I went into midtown today

Sep 16 2001
I went into midtown today to see Tim, who lives at the Peachtree lofts and overlooks the dilapidated old Days Inn which hides the bottom of the "Nations Bank Building." The city was too quiet, inimically quiet; when I was leaving a man drove past me going the wrong way on a one-way street with shards of automobile glass adorning the seal of his car window. The sun was out alone today; the city was not so alive as I had hoped. I really love the city, and I've always wanted to live in New York with windows that opened on a horizontal hinge midway up the window and protruded out high over the sidewalk, so that anyone who cares to lookup knows I can hear them. At night, I could lay on an old couch perpendicular to the panes of glass and listen to the howl of exhausted brakes, and watch the pinnacles of civilization lonely on the one hundred something floors, reading perhaps The Subterraneans, and wishing I was in San Francisco. It is improbable that such a scene ever existed anywhere except in the human mind; nothing makes a place more romantic than having never lived there.

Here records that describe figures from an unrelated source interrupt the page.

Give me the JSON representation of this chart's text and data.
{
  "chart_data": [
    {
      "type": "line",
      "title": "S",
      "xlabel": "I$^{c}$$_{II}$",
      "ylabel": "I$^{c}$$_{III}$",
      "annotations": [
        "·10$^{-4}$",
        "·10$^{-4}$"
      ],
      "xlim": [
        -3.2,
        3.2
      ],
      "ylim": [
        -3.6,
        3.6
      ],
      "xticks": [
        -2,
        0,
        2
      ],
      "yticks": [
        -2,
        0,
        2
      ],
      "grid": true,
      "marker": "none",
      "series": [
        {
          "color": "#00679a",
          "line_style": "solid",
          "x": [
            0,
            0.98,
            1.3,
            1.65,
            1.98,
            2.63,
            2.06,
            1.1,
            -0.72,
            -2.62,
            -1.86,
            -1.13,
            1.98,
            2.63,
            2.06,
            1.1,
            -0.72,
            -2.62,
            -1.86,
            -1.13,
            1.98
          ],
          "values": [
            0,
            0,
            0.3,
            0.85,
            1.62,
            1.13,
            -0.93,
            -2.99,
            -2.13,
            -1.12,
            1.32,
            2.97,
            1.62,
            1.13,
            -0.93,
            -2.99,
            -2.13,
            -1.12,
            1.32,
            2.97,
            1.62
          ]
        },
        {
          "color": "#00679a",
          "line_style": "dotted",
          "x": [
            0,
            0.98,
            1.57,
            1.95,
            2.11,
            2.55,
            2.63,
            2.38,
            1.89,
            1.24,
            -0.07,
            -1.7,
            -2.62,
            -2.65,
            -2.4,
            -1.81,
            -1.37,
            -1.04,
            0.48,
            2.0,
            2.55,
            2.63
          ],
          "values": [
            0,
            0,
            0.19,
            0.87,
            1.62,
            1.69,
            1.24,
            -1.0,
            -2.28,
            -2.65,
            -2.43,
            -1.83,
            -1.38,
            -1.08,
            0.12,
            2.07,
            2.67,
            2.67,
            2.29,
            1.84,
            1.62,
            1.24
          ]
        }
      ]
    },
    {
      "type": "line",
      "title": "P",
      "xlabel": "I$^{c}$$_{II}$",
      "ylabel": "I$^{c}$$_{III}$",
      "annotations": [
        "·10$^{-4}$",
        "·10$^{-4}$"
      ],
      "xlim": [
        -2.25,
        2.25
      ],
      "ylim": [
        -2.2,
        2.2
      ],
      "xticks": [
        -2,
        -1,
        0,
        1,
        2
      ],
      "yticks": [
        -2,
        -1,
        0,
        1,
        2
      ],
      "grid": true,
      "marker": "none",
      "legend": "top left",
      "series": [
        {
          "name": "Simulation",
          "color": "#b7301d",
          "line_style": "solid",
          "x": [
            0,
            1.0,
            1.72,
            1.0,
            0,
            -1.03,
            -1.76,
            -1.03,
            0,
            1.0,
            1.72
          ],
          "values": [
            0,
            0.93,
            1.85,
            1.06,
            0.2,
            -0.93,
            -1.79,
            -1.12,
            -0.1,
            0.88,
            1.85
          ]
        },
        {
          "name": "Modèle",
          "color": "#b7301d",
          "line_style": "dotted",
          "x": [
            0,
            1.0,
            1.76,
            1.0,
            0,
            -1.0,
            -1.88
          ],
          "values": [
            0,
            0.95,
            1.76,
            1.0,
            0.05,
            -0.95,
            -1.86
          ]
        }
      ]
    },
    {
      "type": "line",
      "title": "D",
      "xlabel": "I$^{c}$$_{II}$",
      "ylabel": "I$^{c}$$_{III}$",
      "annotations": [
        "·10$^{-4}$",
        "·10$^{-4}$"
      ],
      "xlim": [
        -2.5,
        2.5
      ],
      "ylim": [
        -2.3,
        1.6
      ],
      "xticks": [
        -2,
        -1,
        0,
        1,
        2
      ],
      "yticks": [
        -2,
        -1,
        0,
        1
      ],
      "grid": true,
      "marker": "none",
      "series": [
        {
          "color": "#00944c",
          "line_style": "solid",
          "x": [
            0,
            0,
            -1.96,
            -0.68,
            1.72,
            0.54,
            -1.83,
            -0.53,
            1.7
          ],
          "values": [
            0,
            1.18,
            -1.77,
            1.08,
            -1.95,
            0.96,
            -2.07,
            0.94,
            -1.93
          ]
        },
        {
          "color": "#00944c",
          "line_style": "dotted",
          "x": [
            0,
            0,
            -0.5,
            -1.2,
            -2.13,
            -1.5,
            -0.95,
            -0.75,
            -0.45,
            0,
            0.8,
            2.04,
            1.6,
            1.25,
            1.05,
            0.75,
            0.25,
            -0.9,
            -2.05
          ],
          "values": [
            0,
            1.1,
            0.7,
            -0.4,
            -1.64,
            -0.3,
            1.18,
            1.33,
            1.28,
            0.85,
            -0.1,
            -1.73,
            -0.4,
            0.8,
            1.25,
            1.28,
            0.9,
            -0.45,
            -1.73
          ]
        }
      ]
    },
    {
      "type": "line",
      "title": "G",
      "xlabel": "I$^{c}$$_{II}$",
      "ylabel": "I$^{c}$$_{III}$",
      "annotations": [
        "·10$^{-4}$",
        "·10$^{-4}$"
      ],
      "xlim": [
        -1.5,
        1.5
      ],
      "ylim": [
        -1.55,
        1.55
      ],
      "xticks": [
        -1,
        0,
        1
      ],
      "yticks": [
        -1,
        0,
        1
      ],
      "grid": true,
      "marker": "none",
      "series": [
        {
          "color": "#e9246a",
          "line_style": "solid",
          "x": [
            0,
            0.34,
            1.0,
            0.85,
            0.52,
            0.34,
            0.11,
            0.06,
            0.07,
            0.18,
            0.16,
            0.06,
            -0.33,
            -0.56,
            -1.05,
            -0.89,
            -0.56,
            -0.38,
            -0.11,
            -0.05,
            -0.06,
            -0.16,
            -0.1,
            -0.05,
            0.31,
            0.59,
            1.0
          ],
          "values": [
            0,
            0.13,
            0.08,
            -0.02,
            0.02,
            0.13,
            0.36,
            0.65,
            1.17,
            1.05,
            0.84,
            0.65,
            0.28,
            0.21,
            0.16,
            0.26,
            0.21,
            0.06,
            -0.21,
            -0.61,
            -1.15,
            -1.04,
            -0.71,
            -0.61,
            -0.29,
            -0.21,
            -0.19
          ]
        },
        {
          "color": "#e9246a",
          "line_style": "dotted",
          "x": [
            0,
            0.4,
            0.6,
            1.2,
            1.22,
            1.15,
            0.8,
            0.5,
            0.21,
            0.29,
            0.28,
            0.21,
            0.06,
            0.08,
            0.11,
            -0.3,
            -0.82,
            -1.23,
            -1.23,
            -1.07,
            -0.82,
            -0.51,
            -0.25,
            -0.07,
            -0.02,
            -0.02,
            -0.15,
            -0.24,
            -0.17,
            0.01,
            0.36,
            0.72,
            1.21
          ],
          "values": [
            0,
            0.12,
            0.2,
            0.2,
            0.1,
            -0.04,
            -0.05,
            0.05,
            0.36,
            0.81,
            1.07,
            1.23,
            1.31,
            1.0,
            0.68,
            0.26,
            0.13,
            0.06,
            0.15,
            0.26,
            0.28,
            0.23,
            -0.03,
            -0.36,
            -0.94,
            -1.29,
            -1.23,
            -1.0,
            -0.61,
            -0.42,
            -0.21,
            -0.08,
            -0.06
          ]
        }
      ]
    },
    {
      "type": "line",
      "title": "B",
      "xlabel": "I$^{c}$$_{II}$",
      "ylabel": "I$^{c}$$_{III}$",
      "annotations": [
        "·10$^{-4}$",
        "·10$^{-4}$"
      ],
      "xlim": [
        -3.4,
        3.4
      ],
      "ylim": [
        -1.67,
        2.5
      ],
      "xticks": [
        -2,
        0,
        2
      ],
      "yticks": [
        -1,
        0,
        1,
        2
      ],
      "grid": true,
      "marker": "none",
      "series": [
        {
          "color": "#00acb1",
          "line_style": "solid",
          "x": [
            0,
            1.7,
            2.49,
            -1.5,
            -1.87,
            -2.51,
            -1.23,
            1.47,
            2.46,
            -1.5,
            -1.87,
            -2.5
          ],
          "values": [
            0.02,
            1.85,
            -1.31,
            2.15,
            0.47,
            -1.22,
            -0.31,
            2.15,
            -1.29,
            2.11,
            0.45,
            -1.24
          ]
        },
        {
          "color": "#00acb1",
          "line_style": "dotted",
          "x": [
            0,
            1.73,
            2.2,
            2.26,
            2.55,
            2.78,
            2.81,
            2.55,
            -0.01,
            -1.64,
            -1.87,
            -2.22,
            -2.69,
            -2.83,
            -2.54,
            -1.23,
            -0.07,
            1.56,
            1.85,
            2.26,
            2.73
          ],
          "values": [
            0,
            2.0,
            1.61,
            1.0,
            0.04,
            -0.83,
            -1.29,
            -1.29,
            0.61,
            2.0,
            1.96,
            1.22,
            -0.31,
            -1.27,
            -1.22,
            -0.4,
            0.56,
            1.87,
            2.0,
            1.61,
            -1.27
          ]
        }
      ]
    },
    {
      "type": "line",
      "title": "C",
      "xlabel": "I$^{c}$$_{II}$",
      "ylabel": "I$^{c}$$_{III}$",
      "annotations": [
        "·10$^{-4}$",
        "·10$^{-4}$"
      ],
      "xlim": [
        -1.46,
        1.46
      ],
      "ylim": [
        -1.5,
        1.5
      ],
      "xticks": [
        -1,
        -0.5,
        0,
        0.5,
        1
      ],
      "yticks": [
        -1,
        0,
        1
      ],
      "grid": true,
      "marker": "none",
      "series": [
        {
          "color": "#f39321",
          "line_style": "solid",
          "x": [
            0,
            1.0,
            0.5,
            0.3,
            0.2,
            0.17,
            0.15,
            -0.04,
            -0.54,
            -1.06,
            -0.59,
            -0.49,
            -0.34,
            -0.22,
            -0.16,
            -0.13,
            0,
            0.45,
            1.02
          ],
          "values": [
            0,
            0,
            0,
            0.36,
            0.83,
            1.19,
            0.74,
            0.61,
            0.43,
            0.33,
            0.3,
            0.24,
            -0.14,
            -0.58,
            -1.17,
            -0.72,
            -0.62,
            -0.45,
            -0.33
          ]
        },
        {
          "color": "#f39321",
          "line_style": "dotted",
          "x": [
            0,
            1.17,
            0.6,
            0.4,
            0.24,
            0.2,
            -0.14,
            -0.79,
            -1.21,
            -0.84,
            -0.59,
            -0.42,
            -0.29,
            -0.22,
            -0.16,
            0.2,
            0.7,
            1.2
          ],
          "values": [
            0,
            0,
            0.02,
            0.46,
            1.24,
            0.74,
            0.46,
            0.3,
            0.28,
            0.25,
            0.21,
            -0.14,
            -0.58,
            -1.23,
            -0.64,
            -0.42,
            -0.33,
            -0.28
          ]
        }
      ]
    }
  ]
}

Last night, Kristen and I had wedding duties, she more than I, as she performed the role of Maid of Honor. I sat in the cheap seats with Stephanie, wife of Seth, and made inappropriate comments about people we did not know. Actually, the wedding itself was enjoyable. This was due almost entirely to the lack of dancing at the reception. It always amazes me that a newly wedded couple can maintain the composure to dance when all that energy could be more effectively spent if it were put to running. Mark Twain provides the best guidance for one considering nuptials, "Why is it that we rejoice at a wedding and cry at a funeral? It is because we are not the person involved." It proved fairly painless, but I'm glad we're done with it. Congratulations to E.B. and Ryan.